Ho sconfitto il mostro, vendicato il mio cavaliere, onorato il mio ruolo ed il mio nome ma, in ciò, ho dovuto negare la mia stessa esistenza. Di tale destino non posso dire che fossi inconsapevole nel momento in cui mi sono gettato fra le gelide acque del mare in tempesta senza aver la minima percezione di esso, senza possedere alcuna capacità rivolta al nuoto: non sono un figlio del mare, non sono prole di questa landa infinita, sterminata, ed anche dove lo fossi stato non so se avrei avuto qualche possibilità di salvarmi. Le acque sono troppo agitate, le onde tumultuose, feroci nei confronti di coloro che hanno osato spingersi attraverso esse, entro i loro confini e, stolidamente, sperare di aver diritto a sopravvivere a tanta blasfemia.
E’ strano annegare: mi sento come risucchiato lentamente verso il fondo, verso quel terreno lontano dalla superficie delle acque, quasi vi fosse un’attrazione magnetica nei suoi riguardi. Forse il mare stesso riconosce la mia appartenenza alla solida terra più che alle correnti instancabili, mutevoli, inarrestabili, ed in questo vuole accontentarmi, riconsegnandomi ad un ambiente a me più congeniale, a me più vicino: una premura straordinaria, in effetti, che non potrei evitare di gradire se solo fossi in grado di respirare in questo ambiente. Ma non sono un pesce, purtroppo, né racchiudo in me qualche mistico potere in grado di rendermi tale, ammesso che esistano al mondo stregoni tanto potenti da rivaleggiare con questo mondo unico, con questa entità indomabile.

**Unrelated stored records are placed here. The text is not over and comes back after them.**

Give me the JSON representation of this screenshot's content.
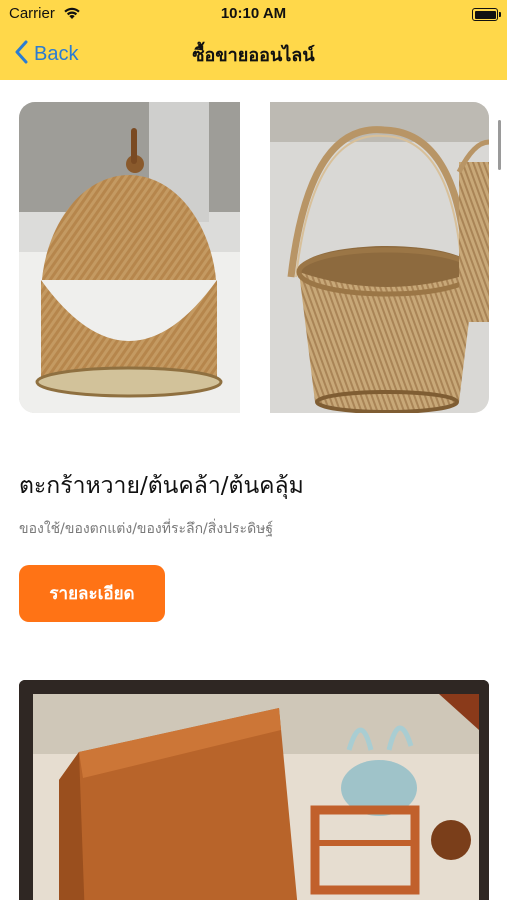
{
  "status_bar": {
    "carrier": "Carrier",
    "time": "10:10 AM"
  },
  "nav": {
    "back_label": "Back",
    "title": "ซื้อขายออนไลน์"
  },
  "items": [
    {
      "title": "ตะกร้าหวาย/ต้นคล้า/ต้นคลุ้ม",
      "subtitle": "ของใช้/ของตกแต่ง/ของที่ระลึก/สิ่งประดิษฐ์",
      "button_label": "รายละเอียด"
    }
  ],
  "colors": {
    "nav_background": "#ffd84a",
    "accent_button": "#ff7315",
    "back_link": "#2b7cd3"
  }
}
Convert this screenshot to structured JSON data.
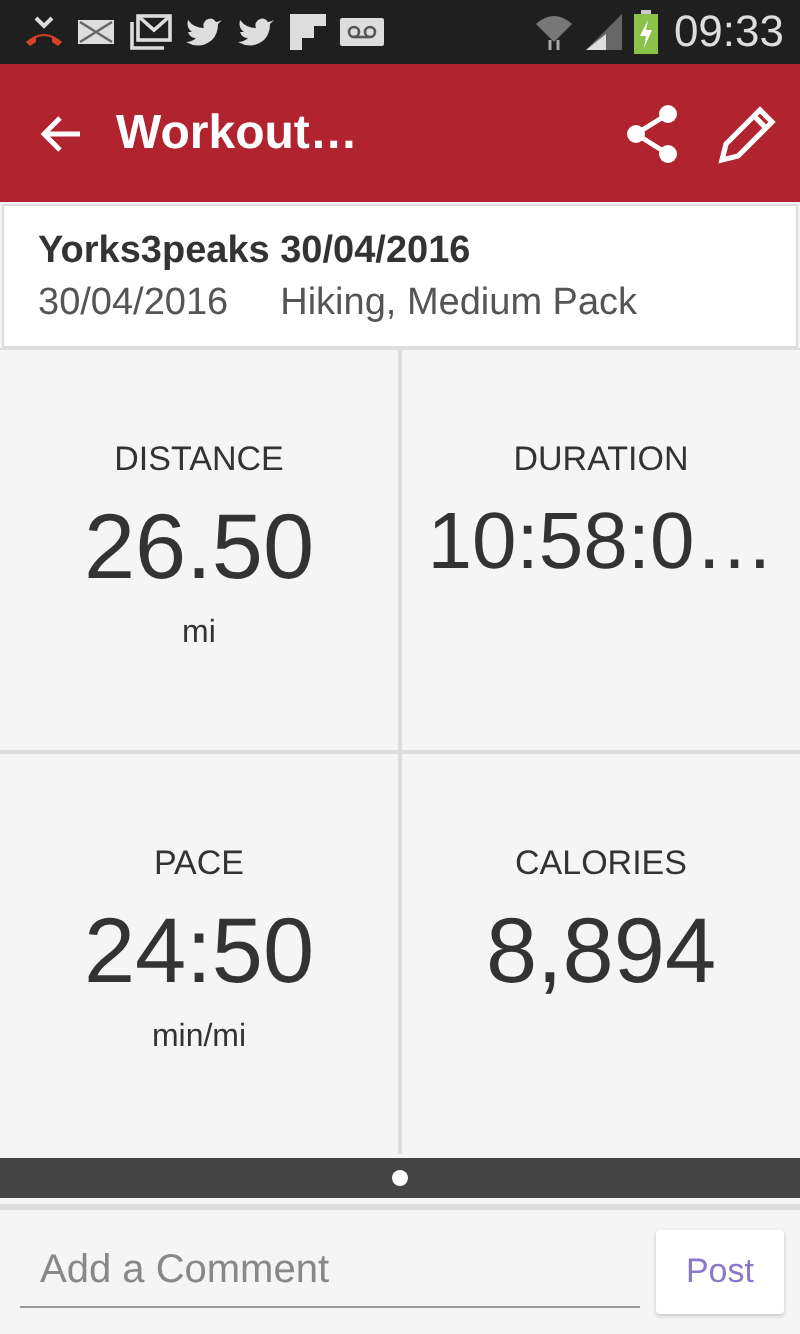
{
  "status_bar": {
    "time": "09:33"
  },
  "app_bar": {
    "title": "Workout…"
  },
  "summary": {
    "name": "Yorks3peaks 30/04/2016",
    "date": "30/04/2016",
    "activity": "Hiking, Medium Pack"
  },
  "stats": [
    {
      "label": "DISTANCE",
      "value": "26.50",
      "unit": "mi"
    },
    {
      "label": "DURATION",
      "value": "10:58:0…"
    },
    {
      "label": "PACE",
      "value": "24:50",
      "unit": "min/mi"
    },
    {
      "label": "CALORIES",
      "value": "8,894"
    }
  ],
  "pager": [
    {
      "selected": true
    }
  ],
  "comment": {
    "placeholder": "Add a Comment",
    "button": "Post"
  }
}
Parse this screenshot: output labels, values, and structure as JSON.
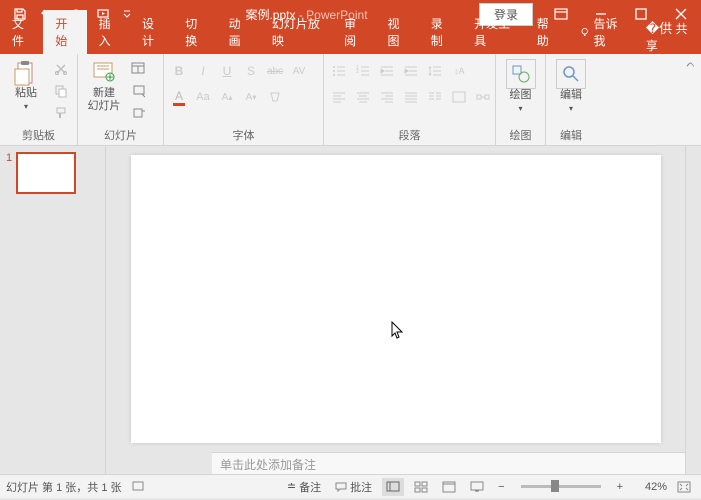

Il tempo dei trucchi è finito, l’età dei sogni, delle speranze ha trovato la propria conclusione, il proprio termine nel confronto con la freddezza di queste acque. Ora… resta solo un’ultima cosa da fare, un ultimo gesto coraggioso, laddove accettare la morte non è mai semplice, non è mai scontato per quanto appaia inevitabile, priva di possibilità di fuga o evasione. Devo solo chiudere gli occhi ed aprire la bocca, lasciando al mare di assolvere al proprio compito, concedendogli la possibilità di concludere quanto iniziato.
Ho paura…
La mia mano, per darmi coraggio, cerca i sassi, si muove a scivolare all’interno della sacca stretta alla mia tracolla per ritrovare contatto con essi, per offrirmi la dignità necessaria a compiere quest’ultimo gesto. Le mie pietre, la mia vita, le mie memorie: il mio passato che non diverrà mai futuro. Amici fedeli, compagni silenziosi in tanti anni, in un’esistenza pavida e priva di emozioni, che ha rifiutato di provare ogni sentimento per timore di perderlo, che ha voluto prendervi ad esempio nella vostra forza, nella vostra coesione, nella vostra capacità di spingervi oltre al tempo, alle intemperie, alla vita ed alla morte. Voi che siete rimasti sempre con me mi state ora accompagnando in questa discesa finale, all’ultimo ed eterno riposo, e, lì dove andremo a adagiarci, resterete in eterno ricordo di questo giorno: anche nel momento in cui le mie spoglie mortali si scioglieranno nella spuma delle onde, nel momento in cui delle mie ossa non resterà che una fatua ombra, voi sarete lì, presenti, uniti insieme come le ore, i giorni, le settimane, i mesi, gli anni della mia vita, della vita di un uomo, a testimoniare che oggi, in un giorno di tempesta, io ho riscattato la mia altrimenti inutile esistenza, offrendo, seppur troppo tardi, un senso alla stessa.
Sono pronto.
Ora sono pronto a compiere il mio fato.

Addio madre…
Spero solo che tu possa perdonarmi per non averti amato quanto invece tu sei stata capace di fare con me, offrendomi alla vita e cercando di crescermi in una serenità che mai, neppure a te, è stata concessa…

… madre? Sei forse tu?!
Ai miei occhi è una figura confusa, nelle tenebre luminescenti di questo mare, delle sue salmastre acque.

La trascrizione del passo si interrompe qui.